WINGED WONDER: PTEROSAUR

• Some of these weighed less than 6kg but had a 22-foot wingspan

• Would scoop up fish with a pelican-like throat pouch

• Had wings made of a stretchy, skin and muscle membrane, similar to a bat’s

These winged reptiles soared through the skies of the Cretaceous period 228 to 66 million years ago. Best known for the pterodactyl, the Pterosaur actually encompassed at least 130 generations that ranged in size from that of a hummingbird (anurognathus) to the giraffe-sized quetzalcoatlus. While pterosaur flew above them, it wasn’t technically a dinosaur or even an ancestor of modern birds. Rather, it is widely considered to have evolved convergent to bats and birds. The creature’s name means winged finger in Greek. This is due to the pterosaur’s wings, which comprised a unique membrane of skin and muscle stretching between a protracted fourth finger on its hand to the hind limbs – an anatomy similar to that of a bat.

Pterosaur flew across the prehistoric globe, with the closest discovery to the UAE being a find in Kenya, which was then part of the vast Gondwanan supercontinent that encompassed Africa, Arabia, Antarctica, the Indian subcontinent and South America throughout the Cretaceous period.
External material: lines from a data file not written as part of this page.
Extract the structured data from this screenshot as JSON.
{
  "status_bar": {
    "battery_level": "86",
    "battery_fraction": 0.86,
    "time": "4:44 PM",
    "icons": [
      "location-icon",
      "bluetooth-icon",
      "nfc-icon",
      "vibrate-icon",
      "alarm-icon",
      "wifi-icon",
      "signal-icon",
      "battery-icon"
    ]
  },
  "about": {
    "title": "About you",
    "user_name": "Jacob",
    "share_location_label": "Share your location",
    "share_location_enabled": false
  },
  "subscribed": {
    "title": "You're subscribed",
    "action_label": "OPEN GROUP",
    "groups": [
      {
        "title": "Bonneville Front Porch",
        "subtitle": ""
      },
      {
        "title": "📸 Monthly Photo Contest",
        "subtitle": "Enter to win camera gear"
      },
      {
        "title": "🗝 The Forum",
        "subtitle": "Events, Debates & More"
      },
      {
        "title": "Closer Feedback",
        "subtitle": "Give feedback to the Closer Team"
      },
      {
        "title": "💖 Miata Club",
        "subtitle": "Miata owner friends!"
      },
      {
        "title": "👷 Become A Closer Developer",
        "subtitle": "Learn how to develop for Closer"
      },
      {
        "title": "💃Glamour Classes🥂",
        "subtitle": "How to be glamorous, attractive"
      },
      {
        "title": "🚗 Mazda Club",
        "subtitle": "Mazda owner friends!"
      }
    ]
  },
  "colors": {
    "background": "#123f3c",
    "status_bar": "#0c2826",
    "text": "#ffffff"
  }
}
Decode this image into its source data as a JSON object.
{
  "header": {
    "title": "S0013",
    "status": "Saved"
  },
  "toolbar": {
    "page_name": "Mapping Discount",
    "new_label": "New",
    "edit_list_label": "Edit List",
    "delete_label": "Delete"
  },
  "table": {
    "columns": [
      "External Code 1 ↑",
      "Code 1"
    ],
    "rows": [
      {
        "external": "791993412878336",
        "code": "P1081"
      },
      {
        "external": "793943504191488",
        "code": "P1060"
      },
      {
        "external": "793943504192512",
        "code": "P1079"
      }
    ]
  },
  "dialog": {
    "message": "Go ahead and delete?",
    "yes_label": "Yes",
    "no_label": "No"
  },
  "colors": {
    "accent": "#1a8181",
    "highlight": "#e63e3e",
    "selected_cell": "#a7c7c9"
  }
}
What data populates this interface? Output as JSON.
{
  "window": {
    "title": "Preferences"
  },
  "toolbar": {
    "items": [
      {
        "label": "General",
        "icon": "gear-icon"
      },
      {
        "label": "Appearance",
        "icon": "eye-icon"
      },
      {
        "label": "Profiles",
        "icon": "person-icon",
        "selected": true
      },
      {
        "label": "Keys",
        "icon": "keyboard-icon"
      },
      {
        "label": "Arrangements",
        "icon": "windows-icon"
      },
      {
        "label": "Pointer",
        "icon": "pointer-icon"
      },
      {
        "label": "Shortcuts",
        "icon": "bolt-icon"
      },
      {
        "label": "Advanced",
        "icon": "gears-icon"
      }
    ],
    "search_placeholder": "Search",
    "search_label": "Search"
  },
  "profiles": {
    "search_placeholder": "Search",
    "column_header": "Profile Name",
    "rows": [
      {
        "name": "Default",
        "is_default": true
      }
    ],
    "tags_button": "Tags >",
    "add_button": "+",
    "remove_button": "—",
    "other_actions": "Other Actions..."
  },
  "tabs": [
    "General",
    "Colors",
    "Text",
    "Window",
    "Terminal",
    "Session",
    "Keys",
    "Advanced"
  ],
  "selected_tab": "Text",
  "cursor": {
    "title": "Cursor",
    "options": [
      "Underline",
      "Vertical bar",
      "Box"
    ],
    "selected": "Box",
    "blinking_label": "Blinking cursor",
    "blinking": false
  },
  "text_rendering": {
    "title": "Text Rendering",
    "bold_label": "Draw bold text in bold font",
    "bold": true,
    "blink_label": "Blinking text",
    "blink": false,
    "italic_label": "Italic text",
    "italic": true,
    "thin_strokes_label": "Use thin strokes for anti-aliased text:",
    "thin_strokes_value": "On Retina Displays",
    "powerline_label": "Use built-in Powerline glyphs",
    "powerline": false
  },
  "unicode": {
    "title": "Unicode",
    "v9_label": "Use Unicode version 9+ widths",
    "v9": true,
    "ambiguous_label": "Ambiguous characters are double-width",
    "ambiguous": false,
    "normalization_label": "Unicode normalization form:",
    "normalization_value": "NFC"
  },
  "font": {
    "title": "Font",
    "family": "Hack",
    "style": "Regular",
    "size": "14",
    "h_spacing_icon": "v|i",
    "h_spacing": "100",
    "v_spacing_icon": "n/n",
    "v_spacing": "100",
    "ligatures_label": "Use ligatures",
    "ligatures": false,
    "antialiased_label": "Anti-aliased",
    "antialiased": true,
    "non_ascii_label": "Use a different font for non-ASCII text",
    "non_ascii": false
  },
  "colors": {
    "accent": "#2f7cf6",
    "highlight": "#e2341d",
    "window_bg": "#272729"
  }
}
To feed, pterosaurs relied on their speed, which may have reached 108kph, and a pelican-like throat pouch that would scoop unsuspecting fish from the shallow inland seas common in the Cretaceous era. The unfortunate prey would then feel the bite of razor-sharp teeth.

Thanks to its hollow bones, the animal could have weighed as little as 5.5kg, even with a wingspan crossing 22 feet (in the pterodactyl).